I'm new to the forum and espresso machines in general really! I have just purchased a bambino plus from AO. Unfortunately it only came with the pressurised baskets and It looks like they're going to be out of stock of the non-pressurised ones until August at the earliest!

As soon as the non-pressurised ones are in stock I plan on adding a grinder as well but in the mean time does anyone have any tips for using the bambino with the pressurised double basket? Things like dosage, beans to use, grind size etc. At the moment I'm generally using dark roasts, pre ground espresso grind in manual mode but pulling 1:2 in about 12-13 seconds so obviously something not quite right.

Any help would be much appreciated!

Thanks everyone


----------



## Danz0r (May 29, 2020)

Great series on YouTube by UKCoffeeBlog specifically all about the Bambino Plus.
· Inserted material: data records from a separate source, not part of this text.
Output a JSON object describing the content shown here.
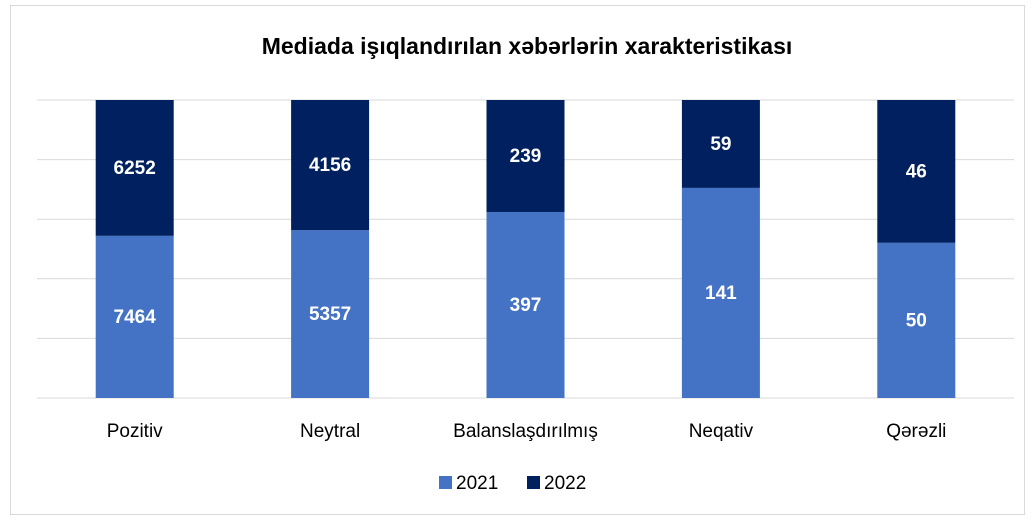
{
  "chart_data": {
    "type": "bar",
    "stacking": "percent",
    "title": "Mediada işıqlandırılan xəbərlərin xarakteristikası",
    "categories": [
      "Pozitiv",
      "Neytral",
      "Balanslaşdırılmış",
      "Neqativ",
      "Qərəzli"
    ],
    "series": [
      {
        "name": "2021",
        "color": "#4472c4",
        "values": [
          7464,
          5357,
          397,
          141,
          50
        ]
      },
      {
        "name": "2022",
        "color": "#002060",
        "values": [
          6252,
          4156,
          239,
          59,
          46
        ]
      }
    ],
    "ylim": [
      0,
      100
    ],
    "yticks": [
      0,
      20,
      40,
      60,
      80,
      100
    ],
    "show_ytick_labels": false,
    "grid": true,
    "legend": "bottom"
  }
}
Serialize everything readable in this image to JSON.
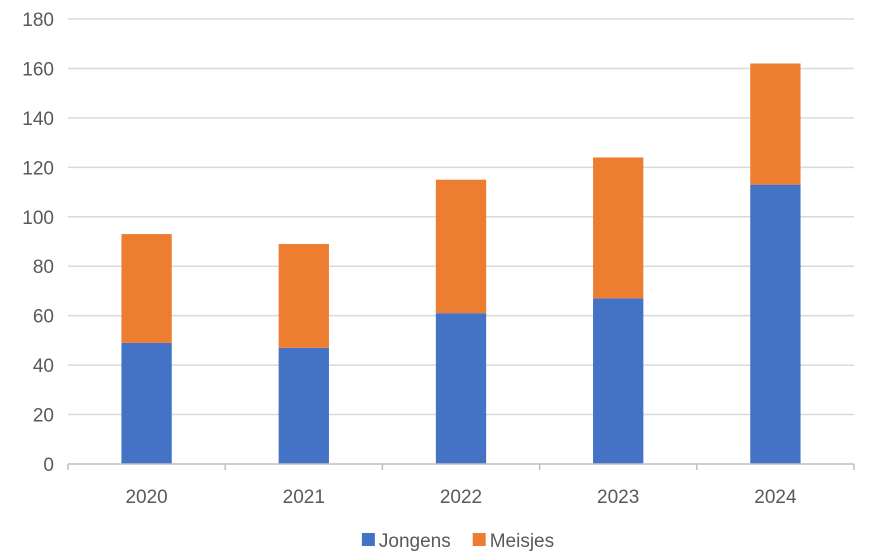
{
  "chart_data": {
    "type": "bar",
    "stacked": true,
    "title": "",
    "xlabel": "",
    "ylabel": "",
    "categories": [
      "2020",
      "2021",
      "2022",
      "2023",
      "2024"
    ],
    "series": [
      {
        "name": "Jongens",
        "values": [
          49,
          47,
          61,
          67,
          113
        ],
        "color": "#4472c4"
      },
      {
        "name": "Meisjes",
        "values": [
          44,
          42,
          54,
          57,
          49
        ],
        "color": "#ed7d31"
      }
    ],
    "ylim": [
      0,
      180
    ],
    "yticks": [
      "0",
      "20",
      "40",
      "60",
      "80",
      "100",
      "120",
      "140",
      "160",
      "180"
    ],
    "grid": true,
    "legend_position": "bottom"
  }
}
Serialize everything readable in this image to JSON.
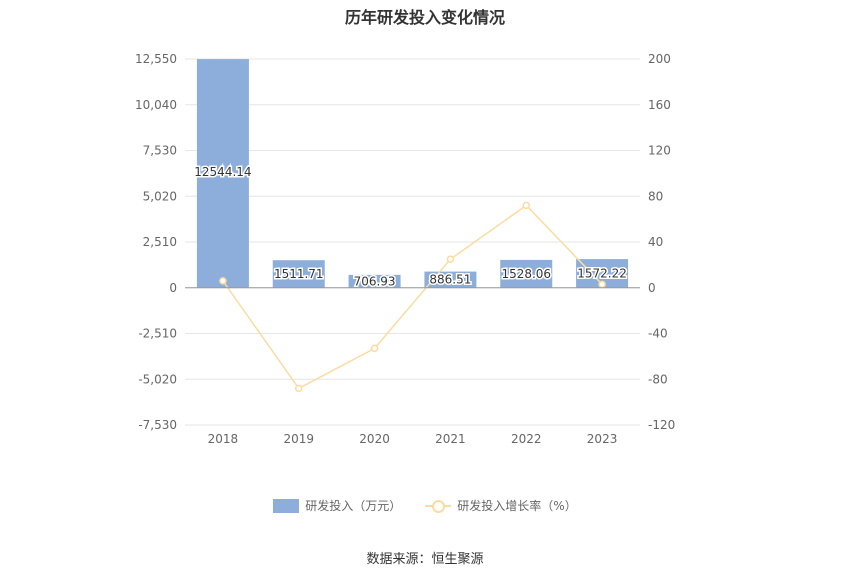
{
  "chart_data": {
    "type": "bar",
    "title": "历年研发投入变化情况",
    "categories": [
      "2018",
      "2019",
      "2020",
      "2021",
      "2022",
      "2023"
    ],
    "series": [
      {
        "name": "研发投入（万元）",
        "type": "bar",
        "axis": "left",
        "values": [
          12544.14,
          1511.71,
          706.93,
          886.51,
          1528.06,
          1572.22
        ],
        "labels": [
          "12544.14",
          "1511.71",
          "706.93",
          "886.51",
          "1528.06",
          "1572.22"
        ],
        "color": "#8daedb"
      },
      {
        "name": "研发投入增长率（%）",
        "type": "line",
        "axis": "right",
        "values": [
          6.0,
          -88.0,
          -53.0,
          25.0,
          72.0,
          3.0
        ],
        "color": "#fbdca0"
      }
    ],
    "y_left": {
      "ylim": [
        -7530,
        12550
      ],
      "ticks": [
        "12,550",
        "10,040",
        "7,530",
        "5,020",
        "2,510",
        "0",
        "-2,510",
        "-5,020",
        "-7,530"
      ]
    },
    "y_right": {
      "ylim": [
        -120,
        200
      ],
      "ticks": [
        "200",
        "160",
        "120",
        "80",
        "40",
        "0",
        "-40",
        "-80",
        "-120"
      ]
    },
    "grid": true,
    "legend_position": "bottom"
  },
  "source": "数据来源：恒生聚源"
}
Suggest you watch that as it answers basically all your questions.

I too bought one from AO and gutted they didn't come with the unpressurized baskets but if you don't have a grinder yet, you should be fine.

Get some scales and use the manual mode, starting at 1:2 ratio e.g 16g in 32g out, rather than relying on the pre-programmed time stuff.

That said, I've been really struggling with mine too and I may well return mine to AO as I'm not willing to wait until September for non pressurised baskets as I also bought a grinder at the same time.

Let me know how your experiments go as I'm in the same boat!


----------



## Border_all (Dec 19, 2019)

May i ask how much are the baskets. I bought a DTP model it came with 4 baskets. Just curious how much sage saves by missing including them


----------



## facboy (Dec 13, 2019)

zzz...no idea what they cost now but when i bought one direct from Sage in december it was, i kid you not, £2.95.

i mean, knowing the kind of crazy mark-up that goes on 'after sales' parts (and obviously it's just a piece of stamped metal), the cost to them is probably measured in single-digit pence.


----------



## Border_all (Dec 19, 2019)

facboy said:


> zzz...no idea what they cost now but when i bought one direct from Sage in december it was, i kid you not, £2.95.
> 
> i mean, knowing the kind of crazy mark-up that goes on 'after sales' parts (and obviously it's just a piece of stamped metal), the cost to them is probably measured in single-digit pence.


 Good grief hardly seems worth leaving them out of the box ... hayho


----------



## td2812 (Jun 20, 2020)

Thanks @Danz0r

Those videos are exactly what I was looking for.

Going back to the non-pressurised stock issue. Has anyone on here ordered either of these products before? Just wondering if these would work with the bambino?

https://www.amazon.co.uk/Aoixbcuroc-Pressurized-Breville-Machine-Bottomless/dp/B089SW1M3X/ref=sr_1_2_sspa?dchild=1&keywords=breville+non-pressurized&qid=1592772830&sr=8-2-spons&psc=1&spLa=ZW5jcnlwdGVkUXVhbGlmaWVyPUFESkxOT1ZSQkRFSEcmZW5jcnlwdGVkSWQ9QTA5NjI2NTlEWFA2NVVJWUZSR0QmZW5jcnlwdGVkQWRJZD1BMDQ0MTI4NzNKSUcxTTlQTk01M1Amd2lkZ2V0TmFtZT1zcF9hdGYmYWN0aW9uPWNsaWNrUmVkaXJlY3QmZG9Ob3RMb2dDbGljaz10cnVl

https://www.amazon.co.uk/Stainless-Pressurized-Strainer-Accessories-Breville/dp/B07MQ62696/ref=sr_1_3_sspa?dchild=1&keywords=breville+non-pressurized&qid=1592773699&sr=8-3-spons&psc=1&spLa=ZW5jcnlwdGVkUXVhbGlmaWVyPUExVFpHREtFMVJSN1hJJmVuY3J5cHRlZElkPUEwMDMxNjY3VjBQRVkzM1JWMU41JmVuY3J5cHRlZEFkSWQ9QTA2MjcxMDUyR1E2NEZPSVYzWDVFJndpZGdldE5hbWU9c3BfYXRmJmFjdGlvbj1jbGlja1JlZGlyZWN0JmRvTm90TG9nQ2xpY2s9dHJ1ZQ==


----------



## Danz0r (May 29, 2020)

Not that I know of, sorry.

I know someone mentioned some off eBay and may well be the same seller but they had a 10 week shipping time.


----------



## Border_all (Dec 19, 2019)

Several on the forum have adapted La Spaziale 53mm baskets but not sure what size the Bambino is. The adaptation involves using pliers and nipping the edge of the basket a tought otherwise they would be too deep. Bit of a faf though


----------



## facboy (Dec 13, 2019)

FYI I just received both single and dual non-pressurised baskets from Sage today. They had been on order since early Febraury.


----------